One of the things that I found different in this reading from other narratives is that the in-universe or setting was not all explained at once. Instead, relevant details were revealed little by little as the story went along, which in a way made me want to keep on reading in order to understand it fully. At the beginning all you get is a description of Vashti’s chamber, and as you read you start to realize that every aspect of her life is mechanized, and eventually it is revealed that that is the way all of society exists in that time.

I also found it interesting and ironic that while this society had become ‘advanced’ enough to consider religion irrelevant, the Machine came to become their deity over the centuries, a view that became intensified in the time the story itself takes place.

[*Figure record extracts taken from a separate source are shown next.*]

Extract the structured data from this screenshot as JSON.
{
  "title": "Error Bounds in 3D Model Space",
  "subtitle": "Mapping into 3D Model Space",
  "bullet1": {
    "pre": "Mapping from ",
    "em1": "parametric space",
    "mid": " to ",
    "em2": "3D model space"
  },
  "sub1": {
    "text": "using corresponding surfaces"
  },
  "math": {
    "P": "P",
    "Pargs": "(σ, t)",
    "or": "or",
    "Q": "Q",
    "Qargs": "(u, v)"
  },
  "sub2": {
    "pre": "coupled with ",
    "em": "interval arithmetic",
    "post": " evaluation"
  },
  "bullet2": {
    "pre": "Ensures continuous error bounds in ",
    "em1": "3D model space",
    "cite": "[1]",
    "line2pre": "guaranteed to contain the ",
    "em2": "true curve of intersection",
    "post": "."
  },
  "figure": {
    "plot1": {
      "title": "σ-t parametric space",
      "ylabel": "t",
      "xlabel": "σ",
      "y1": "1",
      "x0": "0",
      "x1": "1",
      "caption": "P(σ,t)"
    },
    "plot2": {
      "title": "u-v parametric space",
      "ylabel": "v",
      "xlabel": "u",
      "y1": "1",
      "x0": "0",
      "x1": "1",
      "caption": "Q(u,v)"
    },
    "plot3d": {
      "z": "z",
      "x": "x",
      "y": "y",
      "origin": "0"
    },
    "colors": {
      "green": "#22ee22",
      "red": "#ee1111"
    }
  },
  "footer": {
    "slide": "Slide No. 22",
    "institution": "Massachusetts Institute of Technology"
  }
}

I couldn’t help but notice the similarities between the interactions with other humans through ‘speaking tubes’ and the way we as a society today have become dependent on social media to keep in touch with people in our lives. Also, the way the ‘Machine’ provides all the needs of the people with the press of a button made me think about how nowadays a person can technically live the way the protagonists do in the story, by ordering everything they need online, communicating through the internet and never leaving the house. For a novel written in 1909, that was a pretty good prediction. Hopefully it does not reach to the point that Vashti and her society did.

Metropolis

Although slightly confusing at first, it is easy to see why Metropolis has become a classic film in Science Fiction. It was one of the first films to feature technology and machinery as a central theme, not only narratively, but visually as well.

Similarly to ‘The Machine Stops’, we encounter a society that has become dependent on machinery in order to function properly, with the difference that in Metropolis we encounter a social divide between the ‘head’ (the wealthy folk who run the society and live a hedonistic lifestyle) and the ‘hand’ (the lower-class workers who must operate the machinery in order for everything to function). I personally liked the way the saying at the beginning, “The mediator between head and hands must be the heart!”, was fulfilled at the end with Freder being the the mediator (the heart), between his father and the working class.

Conclusions

The thing I found that both stories had most in common was the way they portrayed how becoming overly dependent on technology can have detrimental consequences for a society or civilization when that technology fails and turns its back on its creators, that technology being the Machine and the doppelganger Maria respectively. It is a common theme that pops up in Science fiction, and it’s interesting to see how they come up in such early examples of the genre.